花火玉の大きさは打上げ筒の内径で表し、寸単位でよばれていた。現在ではメートル法の施行のため、5寸玉を5号玉とよぶなど、寸を号でいいかえるようになった。実際の玉の直径は打上げ筒の内径の9割程度である。現在もっとも大きい玉は40号(4尺)である。割物が円形に開花したときの形を盆 (ぼん)という。その直径は非常にまちまちである。
仕掛け花火
仕掛けとは火薬を使ったある種のからくりをいう。考案によっていろいろなものができるが、火薬などを使った簡易な自動装置によって一つのまとまった効果を現すものである。代表的なものに枠仕掛けや連発(スターマイン)などがある。枠仕掛けは、木枠などに、原図にあわせ、色火剤を詰めた細長い筒(ランス)の列を取り付け、一斉に点火し、景色や人などの像を現す。花火大会でよく見られる「ナイアガラの滝」もこれに入る。連発は、多数の小さな打上げ筒を並べ、これに筒1本に2個程度の玉を装填 (そうてん)し、連続的に打ち上げるもので、打上げ花火の応用である。
日本国内で年間におよそ8500回開催されている花火大会のなかで、毎年10月初旬に茨城県土浦 (つちうら)市で行われる土浦全国花火競技大会や、毎年7月下旬に東京都墨田 (すみだ)区で行われる隅田川 (すみだがわ)花火大会、毎年8月下旬に秋田県大仙 (だいせん)市で行われる大曲 (おおまがり)全国花火競技大会などが全国的に有名である。
玩具用花火
打上げ花火に類似したものが多く種類も雑多である。しかし薬量をきわめて少なくし危険がないようにつくられているのが特徴である。

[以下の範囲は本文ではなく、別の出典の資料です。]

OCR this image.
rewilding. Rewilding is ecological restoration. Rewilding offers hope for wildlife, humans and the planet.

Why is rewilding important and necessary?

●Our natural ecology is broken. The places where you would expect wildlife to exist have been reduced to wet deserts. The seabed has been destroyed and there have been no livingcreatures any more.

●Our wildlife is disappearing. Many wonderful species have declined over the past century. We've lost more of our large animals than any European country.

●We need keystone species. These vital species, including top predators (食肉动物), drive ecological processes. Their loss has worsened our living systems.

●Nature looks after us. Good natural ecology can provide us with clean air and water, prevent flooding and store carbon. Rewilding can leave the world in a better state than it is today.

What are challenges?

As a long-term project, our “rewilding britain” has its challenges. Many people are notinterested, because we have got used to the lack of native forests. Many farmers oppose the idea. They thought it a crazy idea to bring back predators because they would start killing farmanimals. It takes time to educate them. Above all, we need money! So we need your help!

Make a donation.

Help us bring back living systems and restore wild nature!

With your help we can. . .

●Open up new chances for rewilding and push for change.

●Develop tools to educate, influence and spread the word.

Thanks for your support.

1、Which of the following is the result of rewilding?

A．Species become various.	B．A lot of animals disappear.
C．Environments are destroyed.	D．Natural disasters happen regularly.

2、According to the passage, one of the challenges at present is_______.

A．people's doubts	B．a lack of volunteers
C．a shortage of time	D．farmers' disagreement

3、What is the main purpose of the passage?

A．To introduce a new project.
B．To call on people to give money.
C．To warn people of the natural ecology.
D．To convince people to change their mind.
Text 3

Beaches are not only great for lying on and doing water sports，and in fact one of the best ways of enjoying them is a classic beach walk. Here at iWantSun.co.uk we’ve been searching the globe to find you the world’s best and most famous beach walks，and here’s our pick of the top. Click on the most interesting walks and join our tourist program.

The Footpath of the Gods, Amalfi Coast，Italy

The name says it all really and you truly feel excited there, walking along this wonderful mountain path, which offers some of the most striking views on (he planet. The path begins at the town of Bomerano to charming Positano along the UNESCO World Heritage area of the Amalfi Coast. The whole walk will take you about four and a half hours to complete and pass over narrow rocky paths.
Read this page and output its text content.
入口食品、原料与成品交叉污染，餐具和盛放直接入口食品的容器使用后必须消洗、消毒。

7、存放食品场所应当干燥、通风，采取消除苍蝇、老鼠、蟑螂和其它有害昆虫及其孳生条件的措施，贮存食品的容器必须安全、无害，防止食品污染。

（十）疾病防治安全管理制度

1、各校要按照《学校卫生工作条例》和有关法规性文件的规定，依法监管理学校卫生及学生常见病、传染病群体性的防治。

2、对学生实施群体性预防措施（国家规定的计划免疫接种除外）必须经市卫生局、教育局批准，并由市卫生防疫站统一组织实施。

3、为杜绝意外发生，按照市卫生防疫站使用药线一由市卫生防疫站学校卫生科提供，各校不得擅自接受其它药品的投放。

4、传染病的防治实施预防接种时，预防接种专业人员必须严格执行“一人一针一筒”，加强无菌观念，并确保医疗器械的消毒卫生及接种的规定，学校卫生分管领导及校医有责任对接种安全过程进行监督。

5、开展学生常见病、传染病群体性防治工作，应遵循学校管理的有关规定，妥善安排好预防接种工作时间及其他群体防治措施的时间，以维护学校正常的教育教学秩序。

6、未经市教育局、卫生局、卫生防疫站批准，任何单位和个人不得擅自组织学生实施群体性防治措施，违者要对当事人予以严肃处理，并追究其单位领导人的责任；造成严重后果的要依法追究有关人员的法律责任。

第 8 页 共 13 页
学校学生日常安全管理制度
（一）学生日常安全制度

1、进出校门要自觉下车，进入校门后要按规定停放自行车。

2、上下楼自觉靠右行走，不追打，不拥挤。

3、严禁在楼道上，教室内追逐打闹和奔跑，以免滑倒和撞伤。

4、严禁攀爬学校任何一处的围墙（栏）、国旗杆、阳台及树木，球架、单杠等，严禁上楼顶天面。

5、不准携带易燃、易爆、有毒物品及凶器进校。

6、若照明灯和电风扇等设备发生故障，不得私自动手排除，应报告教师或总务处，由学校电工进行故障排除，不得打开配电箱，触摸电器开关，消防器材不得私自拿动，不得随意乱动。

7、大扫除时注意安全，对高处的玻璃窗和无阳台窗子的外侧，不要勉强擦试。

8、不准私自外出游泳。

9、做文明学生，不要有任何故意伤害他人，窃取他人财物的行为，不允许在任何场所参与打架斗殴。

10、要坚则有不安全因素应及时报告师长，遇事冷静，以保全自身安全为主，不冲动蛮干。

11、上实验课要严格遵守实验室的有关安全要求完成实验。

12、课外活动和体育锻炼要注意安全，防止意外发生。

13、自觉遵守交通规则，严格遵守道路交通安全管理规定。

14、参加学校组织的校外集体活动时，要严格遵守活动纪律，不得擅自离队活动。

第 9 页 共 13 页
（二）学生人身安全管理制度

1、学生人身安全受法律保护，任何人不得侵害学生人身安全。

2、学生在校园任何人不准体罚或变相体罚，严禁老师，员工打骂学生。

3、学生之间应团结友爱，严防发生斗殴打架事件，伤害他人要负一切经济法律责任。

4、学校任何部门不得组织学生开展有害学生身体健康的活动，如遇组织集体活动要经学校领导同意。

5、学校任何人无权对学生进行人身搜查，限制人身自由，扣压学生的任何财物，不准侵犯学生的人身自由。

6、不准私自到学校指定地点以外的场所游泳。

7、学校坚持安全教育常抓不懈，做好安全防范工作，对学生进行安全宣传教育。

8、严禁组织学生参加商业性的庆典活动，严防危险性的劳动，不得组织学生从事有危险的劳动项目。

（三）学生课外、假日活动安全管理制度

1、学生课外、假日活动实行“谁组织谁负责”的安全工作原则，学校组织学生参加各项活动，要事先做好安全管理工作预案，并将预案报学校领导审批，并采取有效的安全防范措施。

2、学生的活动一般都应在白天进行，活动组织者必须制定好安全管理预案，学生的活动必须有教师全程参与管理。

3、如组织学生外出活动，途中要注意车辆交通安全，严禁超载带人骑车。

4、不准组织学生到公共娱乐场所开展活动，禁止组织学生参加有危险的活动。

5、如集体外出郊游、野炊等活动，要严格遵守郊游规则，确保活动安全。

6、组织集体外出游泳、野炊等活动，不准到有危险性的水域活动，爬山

日本古来の代表的なものに線香花火がある。黒色火薬系の薬剤は燃えてもガスが少なく、薬の6ないし7割が燃えかすとして残る。これには多量の硫化カリウムが含まれていて、丸く縮んで火球をつくり、その表面が空気中の酸素と反応して緩やかに燃える性質がある。木炭の性質は線香花火の原料として重要である。燃えやすい炭(松炭、桐 (きり)炭など)に少量の燃えにくい炭(油煙や松煙など)を混合して用いられる。前者は薬剤の初期の燃焼に必要であり、後者は火球の中に残って、爆発的に火球の表面から松葉火花を発生する。